L'électrification comme excuse pour une restructuration traumatique 🔧
Volkswagen affirme que la transition vers les véhicules électriques exige une réduction des coûts et des effectifs pour rester compétitif face à Tesla et aux constructeurs chinois. La stratégie inclut la réduction de capacité dans les usines traditionnelles de moteurs à combustion et la réaffectation des ressources à la production de batteries. Cependant, les critiques soulignent que l'entreprise n'a présenté ni un plan clair de reclassement ni d'investissement dans les nouvelles technologies dans les centres concernés.

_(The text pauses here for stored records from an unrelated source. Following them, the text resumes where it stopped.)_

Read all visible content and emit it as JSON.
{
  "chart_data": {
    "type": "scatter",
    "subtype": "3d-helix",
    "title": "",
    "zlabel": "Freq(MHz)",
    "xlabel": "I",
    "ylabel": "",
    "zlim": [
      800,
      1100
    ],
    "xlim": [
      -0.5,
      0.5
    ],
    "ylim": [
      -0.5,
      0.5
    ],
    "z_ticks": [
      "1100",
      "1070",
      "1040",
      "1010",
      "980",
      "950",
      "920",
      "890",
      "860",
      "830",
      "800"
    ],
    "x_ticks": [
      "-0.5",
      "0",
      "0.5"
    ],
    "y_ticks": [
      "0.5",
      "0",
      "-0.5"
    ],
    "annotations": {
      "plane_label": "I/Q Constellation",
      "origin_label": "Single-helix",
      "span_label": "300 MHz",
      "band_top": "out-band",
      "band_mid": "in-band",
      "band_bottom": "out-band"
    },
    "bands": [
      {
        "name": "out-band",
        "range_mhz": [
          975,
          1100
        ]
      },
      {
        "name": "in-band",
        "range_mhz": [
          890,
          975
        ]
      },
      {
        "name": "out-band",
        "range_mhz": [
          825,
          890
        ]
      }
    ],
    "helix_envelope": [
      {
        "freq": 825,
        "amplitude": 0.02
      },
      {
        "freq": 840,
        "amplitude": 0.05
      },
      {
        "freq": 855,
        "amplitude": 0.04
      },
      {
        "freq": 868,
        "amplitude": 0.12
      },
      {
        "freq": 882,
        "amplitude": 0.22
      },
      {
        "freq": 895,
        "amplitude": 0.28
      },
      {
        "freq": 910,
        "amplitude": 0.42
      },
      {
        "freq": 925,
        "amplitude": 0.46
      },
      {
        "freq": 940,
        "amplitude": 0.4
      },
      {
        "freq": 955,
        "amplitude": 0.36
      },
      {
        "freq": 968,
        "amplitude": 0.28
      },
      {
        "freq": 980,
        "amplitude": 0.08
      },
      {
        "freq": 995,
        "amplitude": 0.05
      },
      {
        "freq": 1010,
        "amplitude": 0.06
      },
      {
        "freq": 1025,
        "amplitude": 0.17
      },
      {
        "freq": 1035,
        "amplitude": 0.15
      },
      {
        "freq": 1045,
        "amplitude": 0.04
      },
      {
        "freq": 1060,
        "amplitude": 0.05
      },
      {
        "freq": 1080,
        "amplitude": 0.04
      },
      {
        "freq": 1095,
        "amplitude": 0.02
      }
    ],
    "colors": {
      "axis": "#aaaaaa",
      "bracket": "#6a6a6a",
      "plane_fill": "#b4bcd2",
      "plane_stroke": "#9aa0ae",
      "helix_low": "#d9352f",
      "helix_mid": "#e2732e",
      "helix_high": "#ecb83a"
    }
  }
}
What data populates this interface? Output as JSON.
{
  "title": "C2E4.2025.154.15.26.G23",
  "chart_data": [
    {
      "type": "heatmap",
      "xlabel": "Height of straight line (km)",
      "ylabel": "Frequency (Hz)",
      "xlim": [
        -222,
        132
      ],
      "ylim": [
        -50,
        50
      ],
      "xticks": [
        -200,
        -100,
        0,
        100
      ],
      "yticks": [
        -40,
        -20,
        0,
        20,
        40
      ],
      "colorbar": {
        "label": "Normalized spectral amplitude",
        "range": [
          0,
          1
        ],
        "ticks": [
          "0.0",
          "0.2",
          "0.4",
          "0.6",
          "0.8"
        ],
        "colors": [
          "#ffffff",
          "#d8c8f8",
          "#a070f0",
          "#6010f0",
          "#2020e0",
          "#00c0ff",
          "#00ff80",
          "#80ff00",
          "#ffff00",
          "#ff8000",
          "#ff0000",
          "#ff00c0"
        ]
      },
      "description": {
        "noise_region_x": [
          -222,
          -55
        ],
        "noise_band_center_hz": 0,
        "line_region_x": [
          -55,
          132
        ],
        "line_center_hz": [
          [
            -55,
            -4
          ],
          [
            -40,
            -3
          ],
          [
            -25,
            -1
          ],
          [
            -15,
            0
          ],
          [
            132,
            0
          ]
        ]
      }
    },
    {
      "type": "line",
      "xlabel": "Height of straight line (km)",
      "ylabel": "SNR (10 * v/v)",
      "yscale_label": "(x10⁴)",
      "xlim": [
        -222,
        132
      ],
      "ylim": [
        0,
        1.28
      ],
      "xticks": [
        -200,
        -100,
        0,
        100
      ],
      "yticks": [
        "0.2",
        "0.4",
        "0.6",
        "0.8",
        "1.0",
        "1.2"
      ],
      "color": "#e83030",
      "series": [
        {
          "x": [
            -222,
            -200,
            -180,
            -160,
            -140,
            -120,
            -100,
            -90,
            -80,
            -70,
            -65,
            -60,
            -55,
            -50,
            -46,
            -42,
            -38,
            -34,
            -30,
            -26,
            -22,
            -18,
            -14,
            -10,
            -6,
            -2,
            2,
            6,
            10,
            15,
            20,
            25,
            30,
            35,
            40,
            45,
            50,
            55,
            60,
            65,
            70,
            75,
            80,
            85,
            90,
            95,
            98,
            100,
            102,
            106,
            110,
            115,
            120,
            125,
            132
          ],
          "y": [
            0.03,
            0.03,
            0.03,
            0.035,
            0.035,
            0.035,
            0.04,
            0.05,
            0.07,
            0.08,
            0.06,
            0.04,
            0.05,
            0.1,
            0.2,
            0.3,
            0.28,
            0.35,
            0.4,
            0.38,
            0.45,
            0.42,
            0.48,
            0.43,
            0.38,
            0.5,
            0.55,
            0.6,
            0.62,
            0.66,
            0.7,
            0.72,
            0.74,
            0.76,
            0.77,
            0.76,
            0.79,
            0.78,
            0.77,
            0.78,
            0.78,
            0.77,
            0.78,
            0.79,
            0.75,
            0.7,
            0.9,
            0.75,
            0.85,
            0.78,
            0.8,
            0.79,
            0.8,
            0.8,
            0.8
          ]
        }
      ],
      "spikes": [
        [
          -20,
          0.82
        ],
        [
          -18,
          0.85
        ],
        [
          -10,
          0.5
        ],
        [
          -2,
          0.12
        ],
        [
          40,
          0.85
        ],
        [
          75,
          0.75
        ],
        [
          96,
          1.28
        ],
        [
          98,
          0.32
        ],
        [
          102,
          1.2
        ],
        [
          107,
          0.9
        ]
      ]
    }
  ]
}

Le dilemme du robot qui ne veut pas se retrouver sans mécanicien 🤖
Pendant que la direction rêve d'usines remplies de robots soudant sans relâche, les actionnaires publics rappellent que les robots ne paient pas d'impôts ni ne votent aux élections régionales. La solution semble aussi simple qu'impossible : remplacer 100 000 travailleurs par des machines, mais maintenir l'allocation chômage comme partie du paquet de prestations sociales. Au final, le seul qui ne se plaindra pas sera le bras robotique.